Just curious because I have no idea. I've never been inside a union machine shop. The shops I used to visit were all small mom-and-pop operations run by grizzled older guys. Is the apprentice to journeyman path only within the trade unions or is it something practiced outside of unions?
Ive seen it both inside and out.
I served mine in a union shop attached to a large production facility and for me it was good and bad.
Good as I was only bound to the same rules as everyone else in the plant, and at times I might not have made it if it were a traditional shop.

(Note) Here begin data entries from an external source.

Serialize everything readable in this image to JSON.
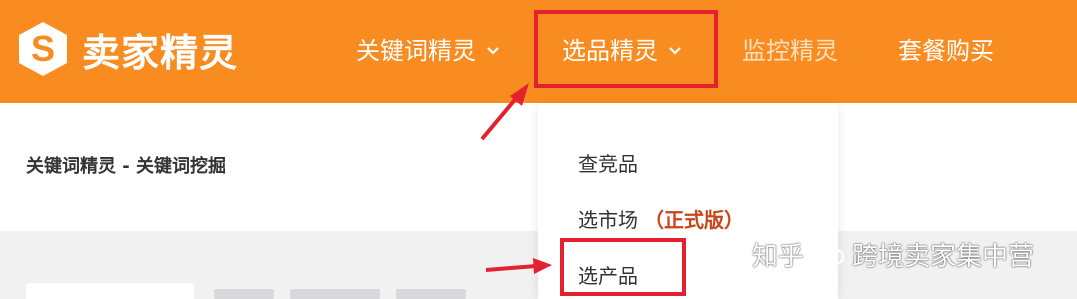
{
  "brand": {
    "name": "卖家精灵",
    "logo_letter": "S",
    "color_primary": "#f98c21"
  },
  "nav": {
    "items": [
      {
        "label": "关键词精灵",
        "has_caret": true
      },
      {
        "label": "选品精灵",
        "has_caret": true
      },
      {
        "label": "监控精灵",
        "has_caret": false
      },
      {
        "label": "套餐购买",
        "has_caret": false
      }
    ]
  },
  "breadcrumb": {
    "text": "关键词精灵 - 关键词挖掘"
  },
  "dropdown": {
    "items": [
      {
        "label": "查竞品",
        "tag": ""
      },
      {
        "label": "选市场",
        "tag": "（正式版）"
      },
      {
        "label": "选产品",
        "tag": ""
      }
    ]
  },
  "annotations": {
    "highlight_color": "#e4212e"
  },
  "watermark": {
    "left": "知乎",
    "icon": "wechat-icon",
    "right": "跨境卖家集中营"
  }
}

Bad as some of the elitist snobs I apprenticed under constantly gave me ****, as somehow with their great expansive knowledge of all things worldly, could somehow tell me I would have never made it in the shops they apprenticed under.
They really didn't like it when I pointed out they had to do their apprenticeships in bits and pieces in different shops as they got fired a couple times.
These guys thought they were hurting me, but in reality they were only making me stronger as an individual.
The reality of apprenticing in a job shop type environment is you will likely fail a few times before you even learn enough to become a decent apprentice. If the shop is operating marginally they will want you up to speed in 6 months and work you like a dog until your proficient, then continue to work you like a dog until youre good enough that you can leave to go to another shop.
If it is a good profitable shop that wants to build you up to becoming a ....whatever, you will likely go through phases.
You would start out for 6 months sweeping floors and being a gofer just to see if you can show up on time and keep your fingers out of the works. Then you will spend 6 months on the bandsaw cutting stock to size, then 6 months on the drill press drilling holes where they tell you, and on and on until you can do most shop functions on your own.
At this point (2nd-3rd year) you will likely be handed the most god awful set of prints you could imagine (This may happen more than once) just so the shop owner can gauge your progress.
Sometimes tuition is repaid after you progress through the different semesters, and some shops make you pay this yourself.